Minoan seals are impression seals in the form of carved gemstones and similar pieces in metal, ivory and other materials produced in the Minoan civilization. They are an important part of Minoan art, and have been found in quantity at specific sites, for example in Knossos, Malia and Phaistos. They were evidently used as a means of identifying documents and objects.
Minoan seals are of a small size, 'pocket-size', in the manner of a personal amulet. Many of the images are a similar size to a human fingernail, with a high proportion that of the nail of a little finger. They might be thought of as equivalent to the pocket-sized, 1 inch (3 cm) scaraboid seals of Ancient Egypt, which were sometimes imitated in Crete.[1] However Minoan seals can be larger, with largest examples of many inches.
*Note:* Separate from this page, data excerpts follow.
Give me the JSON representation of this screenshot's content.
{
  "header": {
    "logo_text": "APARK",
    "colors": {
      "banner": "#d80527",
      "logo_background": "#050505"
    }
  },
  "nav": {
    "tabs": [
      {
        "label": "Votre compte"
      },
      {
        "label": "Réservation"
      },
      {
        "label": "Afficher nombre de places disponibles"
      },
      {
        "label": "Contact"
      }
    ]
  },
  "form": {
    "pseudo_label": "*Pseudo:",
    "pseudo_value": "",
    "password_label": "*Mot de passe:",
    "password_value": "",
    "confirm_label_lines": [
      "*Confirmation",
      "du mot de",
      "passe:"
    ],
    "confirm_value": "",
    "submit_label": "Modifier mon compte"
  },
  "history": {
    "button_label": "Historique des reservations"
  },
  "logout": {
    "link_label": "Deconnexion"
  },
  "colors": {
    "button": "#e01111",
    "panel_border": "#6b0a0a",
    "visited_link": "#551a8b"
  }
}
Minoan seals are the most common surviving type of Minoan art after pottery, with several thousand known, from EM II onwards, in addition to over a thousand impressions, few of which match surviving seals.[2] Cylinder seals are common in early periods, much less so later. Seals with different shapes and multiple faces are especially common, unusually so by comparison with later and neighbouring cultures: "lentoid" ones have two faces, usually curving towards a thin circular edge, and there are many "prism" ones with three flat faces.[3] A seal-carving workshop from MM I excavated at Malia mostly made this type; here, as throughout the surviving seals, there are wide variations in the quality of the carving.[4] Often seals are pierced, so they can be worn around the neck or wrist on a string. Probably many early examples were in wood, and have not survived. Ivory and soft stone were the main surviving materials for early seals, the body of which were quite often formed as animals or birds.[5] From the Middle Minoan period fast rotary drills were used, enabling harder stones to be utilized.[6]
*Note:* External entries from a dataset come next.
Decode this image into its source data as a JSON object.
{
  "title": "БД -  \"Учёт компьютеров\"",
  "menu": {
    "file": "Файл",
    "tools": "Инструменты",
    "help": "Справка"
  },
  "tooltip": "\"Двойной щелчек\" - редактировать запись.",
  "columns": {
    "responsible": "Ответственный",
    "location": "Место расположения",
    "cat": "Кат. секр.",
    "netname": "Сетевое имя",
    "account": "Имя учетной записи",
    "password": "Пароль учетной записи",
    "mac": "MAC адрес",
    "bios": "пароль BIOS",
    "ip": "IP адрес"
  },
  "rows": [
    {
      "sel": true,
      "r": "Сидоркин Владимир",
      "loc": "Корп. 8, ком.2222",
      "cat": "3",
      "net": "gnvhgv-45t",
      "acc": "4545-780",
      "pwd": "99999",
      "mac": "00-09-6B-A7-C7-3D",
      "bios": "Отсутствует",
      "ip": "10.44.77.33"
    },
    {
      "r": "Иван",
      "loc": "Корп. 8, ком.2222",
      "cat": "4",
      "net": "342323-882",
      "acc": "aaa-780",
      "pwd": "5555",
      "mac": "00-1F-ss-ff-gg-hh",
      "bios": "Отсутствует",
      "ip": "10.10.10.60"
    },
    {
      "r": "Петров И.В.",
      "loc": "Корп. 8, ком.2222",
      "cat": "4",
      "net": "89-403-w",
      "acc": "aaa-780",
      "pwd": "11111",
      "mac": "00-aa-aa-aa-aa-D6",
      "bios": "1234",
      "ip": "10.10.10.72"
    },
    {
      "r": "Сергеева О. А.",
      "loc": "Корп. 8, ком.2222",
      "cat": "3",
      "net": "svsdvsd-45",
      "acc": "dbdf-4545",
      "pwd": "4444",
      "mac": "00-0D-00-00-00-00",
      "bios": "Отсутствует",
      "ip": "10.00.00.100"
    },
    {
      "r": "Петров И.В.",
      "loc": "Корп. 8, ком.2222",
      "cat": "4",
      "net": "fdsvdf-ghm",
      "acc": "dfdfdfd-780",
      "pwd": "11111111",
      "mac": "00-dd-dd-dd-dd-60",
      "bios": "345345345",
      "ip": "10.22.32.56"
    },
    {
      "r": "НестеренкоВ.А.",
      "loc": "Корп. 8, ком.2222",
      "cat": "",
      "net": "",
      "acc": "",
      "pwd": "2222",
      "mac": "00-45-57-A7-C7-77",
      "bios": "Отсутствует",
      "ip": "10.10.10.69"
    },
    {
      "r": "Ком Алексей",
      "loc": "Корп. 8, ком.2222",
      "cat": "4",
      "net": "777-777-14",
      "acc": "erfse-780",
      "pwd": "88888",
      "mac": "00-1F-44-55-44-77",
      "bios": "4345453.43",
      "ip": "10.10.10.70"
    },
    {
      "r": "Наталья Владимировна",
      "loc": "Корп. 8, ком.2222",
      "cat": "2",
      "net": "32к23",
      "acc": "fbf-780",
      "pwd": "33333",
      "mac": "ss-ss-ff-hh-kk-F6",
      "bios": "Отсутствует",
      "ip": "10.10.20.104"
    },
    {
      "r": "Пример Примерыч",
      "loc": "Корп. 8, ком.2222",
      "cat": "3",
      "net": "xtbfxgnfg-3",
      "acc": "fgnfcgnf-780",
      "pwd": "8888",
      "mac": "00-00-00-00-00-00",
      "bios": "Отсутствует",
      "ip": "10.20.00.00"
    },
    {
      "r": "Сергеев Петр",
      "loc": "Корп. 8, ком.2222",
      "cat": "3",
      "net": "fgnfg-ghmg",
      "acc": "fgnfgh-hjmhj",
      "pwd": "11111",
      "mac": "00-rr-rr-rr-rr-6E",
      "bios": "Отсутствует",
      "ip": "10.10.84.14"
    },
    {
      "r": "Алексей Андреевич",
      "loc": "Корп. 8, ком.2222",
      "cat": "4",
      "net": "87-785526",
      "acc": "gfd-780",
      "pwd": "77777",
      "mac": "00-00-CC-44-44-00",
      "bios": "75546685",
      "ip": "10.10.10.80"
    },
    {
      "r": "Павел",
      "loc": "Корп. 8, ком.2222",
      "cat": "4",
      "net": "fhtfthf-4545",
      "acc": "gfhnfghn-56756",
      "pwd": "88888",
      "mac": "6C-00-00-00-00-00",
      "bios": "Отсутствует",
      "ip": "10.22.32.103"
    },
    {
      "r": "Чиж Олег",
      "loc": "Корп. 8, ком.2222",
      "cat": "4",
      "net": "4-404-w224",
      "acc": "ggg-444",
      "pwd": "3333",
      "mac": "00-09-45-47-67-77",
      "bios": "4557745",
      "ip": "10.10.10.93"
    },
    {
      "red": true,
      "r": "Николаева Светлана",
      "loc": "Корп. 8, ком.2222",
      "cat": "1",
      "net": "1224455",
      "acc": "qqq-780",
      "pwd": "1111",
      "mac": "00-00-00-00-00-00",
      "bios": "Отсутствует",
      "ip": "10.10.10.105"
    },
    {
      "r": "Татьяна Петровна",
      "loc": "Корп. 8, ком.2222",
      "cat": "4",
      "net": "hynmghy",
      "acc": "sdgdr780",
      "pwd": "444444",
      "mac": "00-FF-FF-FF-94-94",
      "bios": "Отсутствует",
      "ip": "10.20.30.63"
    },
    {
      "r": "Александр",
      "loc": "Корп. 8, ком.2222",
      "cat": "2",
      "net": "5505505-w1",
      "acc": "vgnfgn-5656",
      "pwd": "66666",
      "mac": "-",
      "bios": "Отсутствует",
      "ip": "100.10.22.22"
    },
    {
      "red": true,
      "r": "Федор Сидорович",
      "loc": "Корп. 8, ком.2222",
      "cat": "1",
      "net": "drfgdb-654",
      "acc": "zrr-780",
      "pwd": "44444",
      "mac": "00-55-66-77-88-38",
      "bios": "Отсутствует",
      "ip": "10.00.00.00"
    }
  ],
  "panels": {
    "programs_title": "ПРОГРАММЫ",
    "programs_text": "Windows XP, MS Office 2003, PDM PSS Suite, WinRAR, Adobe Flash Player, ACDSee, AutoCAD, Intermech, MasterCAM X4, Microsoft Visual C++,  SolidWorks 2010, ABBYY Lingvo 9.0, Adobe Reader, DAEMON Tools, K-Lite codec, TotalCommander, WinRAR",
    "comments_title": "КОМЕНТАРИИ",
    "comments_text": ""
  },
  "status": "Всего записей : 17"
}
Later, some are extremely fine engraved gems; other seals are in gold, usually on signet rings.[7] The subjects shown cover the full range of Minoan art. The so-called Theseus Ring was found in Athens; it is gold, with a bull-leaping scene in intaglio on the flat bezel.[8] The Pylos Combat Agate is an exceptionally fine engraved gem, probably made in the Late Minoan, but found in a Mycenaean context.[9] This is a common issue: Minoan art was exported around the Aegean Sea and beyond, and many finds in Mycenaean and other contexts are thought to be either made in Crete or by Cretan or Cretan-trained artists working outside Crete.